The dissertation examines how Dante draws on the medieval tradition on Statius to develop his portrait of his character Stazio, taking advantage of Statius’ standing as an auctor about whom little was known in the Middle Ages. The changes Dante introduces into Stazio’s biography illuminate the functions the poet intended Stazio to have in the Commedia. Stazio’s unexpected conversion dramatizes the Christianization of classical culture that Dante strives to effectuate through his poetry. Stazio’s presence also helps Dante to define his own complex feelings toward Virgil. Dante’s other major change—Stazio’s prodigality—may ultimately be as important for Dante’s purposes as Stazio’s conversion. Since Dante’s own sins and repentance are an integral part of the narrative of the Commedia, it was important for Dante to introduce a prior example of a sinful poetic auctor in order to establish his own auctoritas. Through the biblical precedent of prodigality representing sin generically, Dante establishes Stazio as an Everyman sinner who becomes an Everyman Christian through his conversion, and who also represents all Christians who are sanctified through the process of purgation.

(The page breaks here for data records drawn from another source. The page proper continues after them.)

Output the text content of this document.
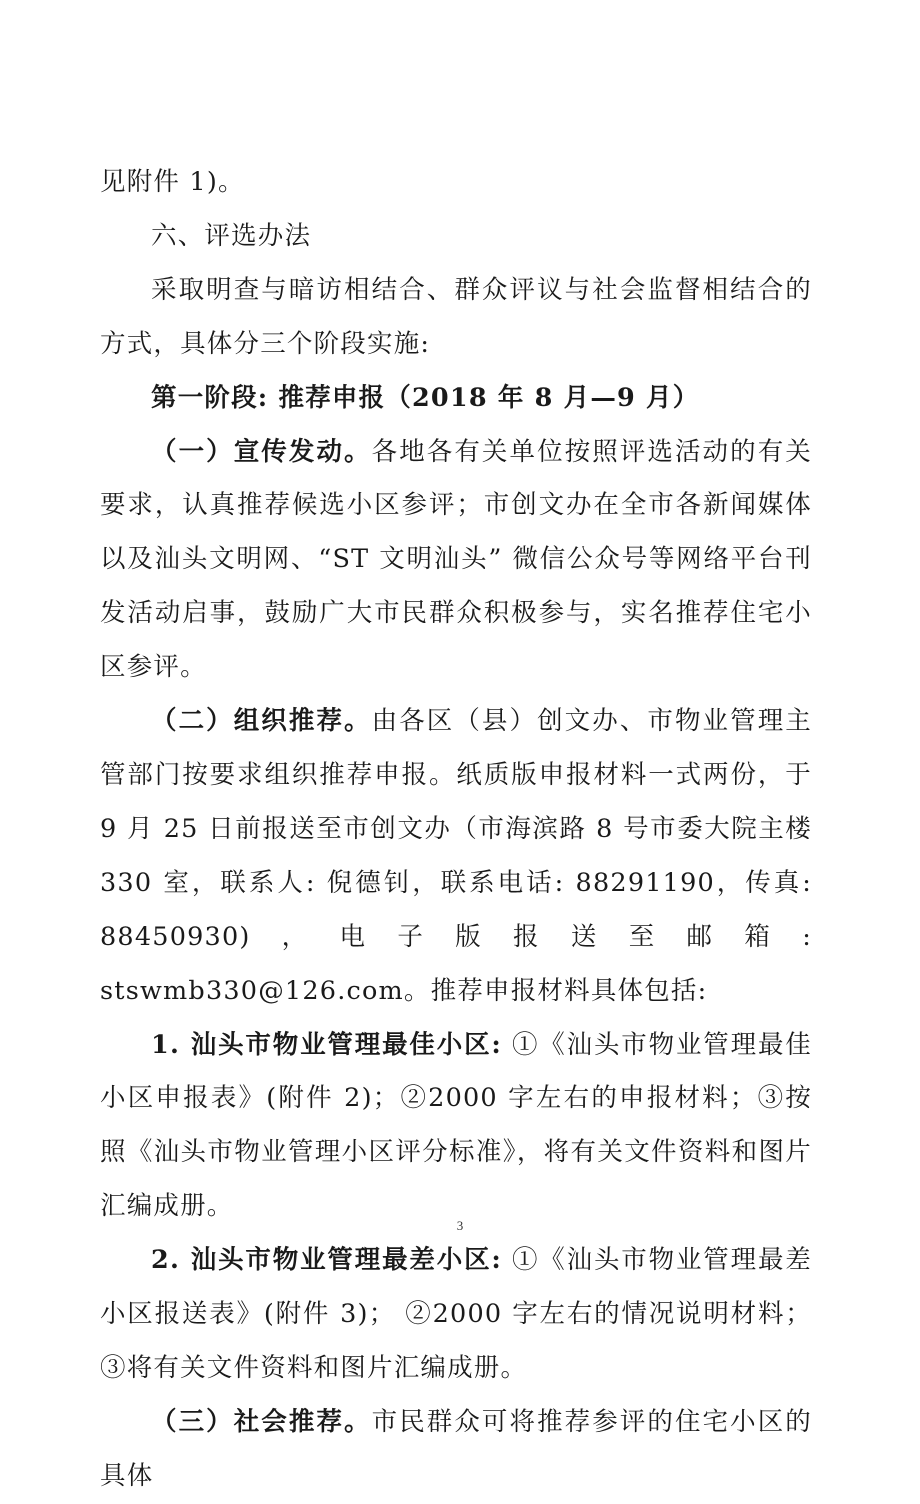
见附件 1)。

六、评选办法

采取明查与暗访相结合、群众评议与社会监督相结合的方式，具体分三个阶段实施:

第一阶段: 推荐申报（2018 年 8 月—9 月）

（一）宣传发动。各地各有关单位按照评选活动的有关要求，认真推荐候选小区参评；市创文办在全市各新闻媒体以及汕头文明网、“ST 文明汕头” 微信公众号等网络平台刊发活动启事，鼓励广大市民群众积极参与，实名推荐住宅小区参评。

（二）组织推荐。由各区（县）创文办、市物业管理主管部门按要求组织推荐申报。纸质版申报材料一式两份，于 9 月 25 日前报送至市创文办（市海滨路 8 号市委大院主楼 330 室，联系人: 倪德钊，联系电话: 88291190，传真: 88450930)，电子版报送至邮箱: stswmb330@126.com。推荐申报材料具体包括:

1. 汕头市物业管理最佳小区: ①《汕头市物业管理最佳小区申报表》(附件 2)；②2000 字左右的申报材料；③按照《汕头市物业管理小区评分标准》，将有关文件资料和图片汇编成册。

2. 汕头市物业管理最差小区: ①《汕头市物业管理最差小区报送表》(附件 3)； ②2000 字左右的情况说明材料；③将有关文件资料和图片汇编成册。

（三）社会推荐。市民群众可将推荐参评的住宅小区的具体

3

The way Dante works with and adapts Statius’ poetry in Inferno and Purgatorio suggests that Dante genuinely appreciated Statius as a poet. The Thebaid is a particularly fruitful source for Dante’s depiction of Hell and its characters, especially in the lowest three circles of violence, fraud, and treachery. Dante’s use of Statius’ works in the Purgatorio is more surprising, and perhaps more complex. There is evidence to suggest that scenes from the later books of the Thebaid, either the story of Menoeceus’ sacrifice or the prayers to Clementia, or both, may have influenced Dante’s decision to Christianize Stazio.

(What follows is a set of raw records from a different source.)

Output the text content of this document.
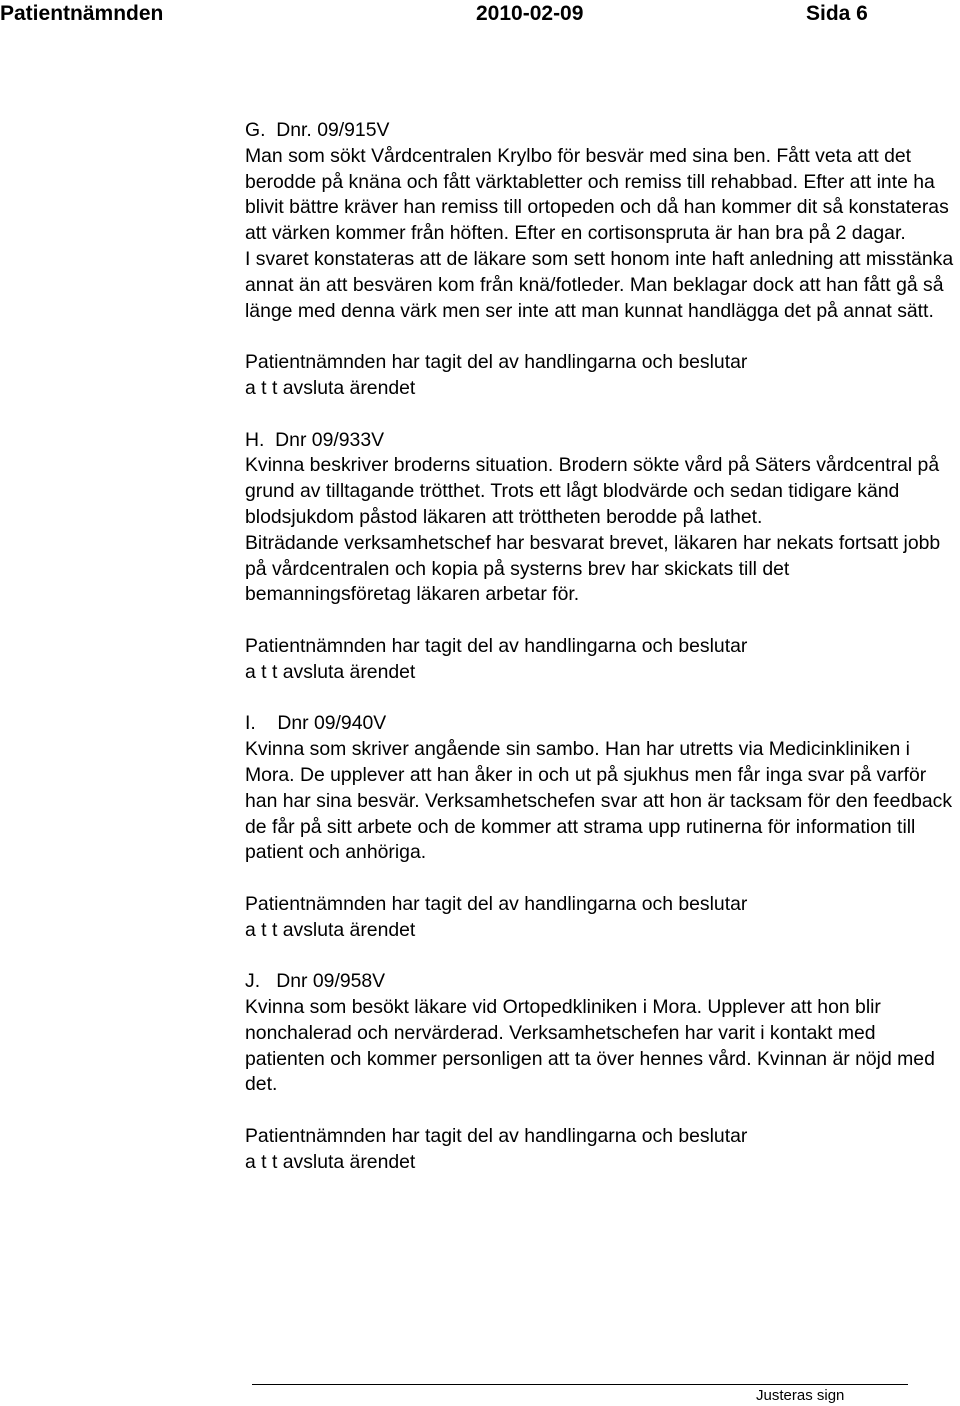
Patientnämnden	2010-02-09	Sida 6
G.  Dnr. 09/915V

Man som sökt Vårdcentralen Krylbo för besvär med sina ben. Fått veta att det berodde på knäna och fått värktabletter och remiss till rehabbad. Efter att inte ha blivit bättre kräver han remiss till ortopeden och då han kommer dit så konstateras att värken kommer från höften. Efter en cortisonspruta är han bra på 2 dagar.

I svaret konstateras att de läkare som sett honom inte haft anledning att misstänka annat än att besvären kom från knä/fotleder. Man beklagar dock att han fått gå så länge med denna värk men ser inte att man kunnat handlägga det på annat sätt.

Patientnämnden har tagit del av handlingarna och beslutar
a t t avsluta ärendet
H.  Dnr 09/933V

Kvinna beskriver broderns situation. Brodern sökte vård på Säters vårdcentral på grund av tilltagande trötthet. Trots ett lågt blodvärde och sedan tidigare känd blodsjukdom påstod läkaren att tröttheten berodde på lathet.

Biträdande verksamhetschef har besvarat brevet, läkaren har nekats fortsatt jobb på vårdcentralen och kopia på systerns brev har skickats till det bemanningsföretag läkaren arbetar för.

Patientnämnden har tagit del av handlingarna och beslutar
a t t avsluta ärendet
I.    Dnr 09/940V

Kvinna som skriver angående sin sambo. Han har utretts via Medicinkliniken i Mora. De upplever att han åker in och ut på sjukhus men får inga svar på varför han har sina besvär. Verksamhetschefen svar att hon är tacksam för den feedback de får på sitt arbete och de kommer att strama upp rutinerna för information till patient och anhöriga.

Patientnämnden har tagit del av handlingarna och beslutar
a t t avsluta ärendet
J.   Dnr 09/958V

Kvinna som besökt läkare vid Ortopedkliniken i Mora. Upplever att hon blir nonchalerad och nervärderad. Verksamhetschefen har varit i kontakt med patienten och kommer personligen att ta över hennes vård. Kvinnan är nöjd med det.

Patientnämnden har tagit del av handlingarna och beslutar
a t t avsluta ärendet
Justeras sign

Finally, Dante uses Stazio in order to express a complex position on the interpretation of poetry. Stazio’s account of his conversion provides an argument for the value of poetry as a vehicle for truth. However, Stazio’s narrative also points to a fact especially inherent in poetic discourse—authors cannot control their audiences’ response to their texts. The Commedia is a sacro poema—either sacred or sacrilegious, according to how it is interpreted.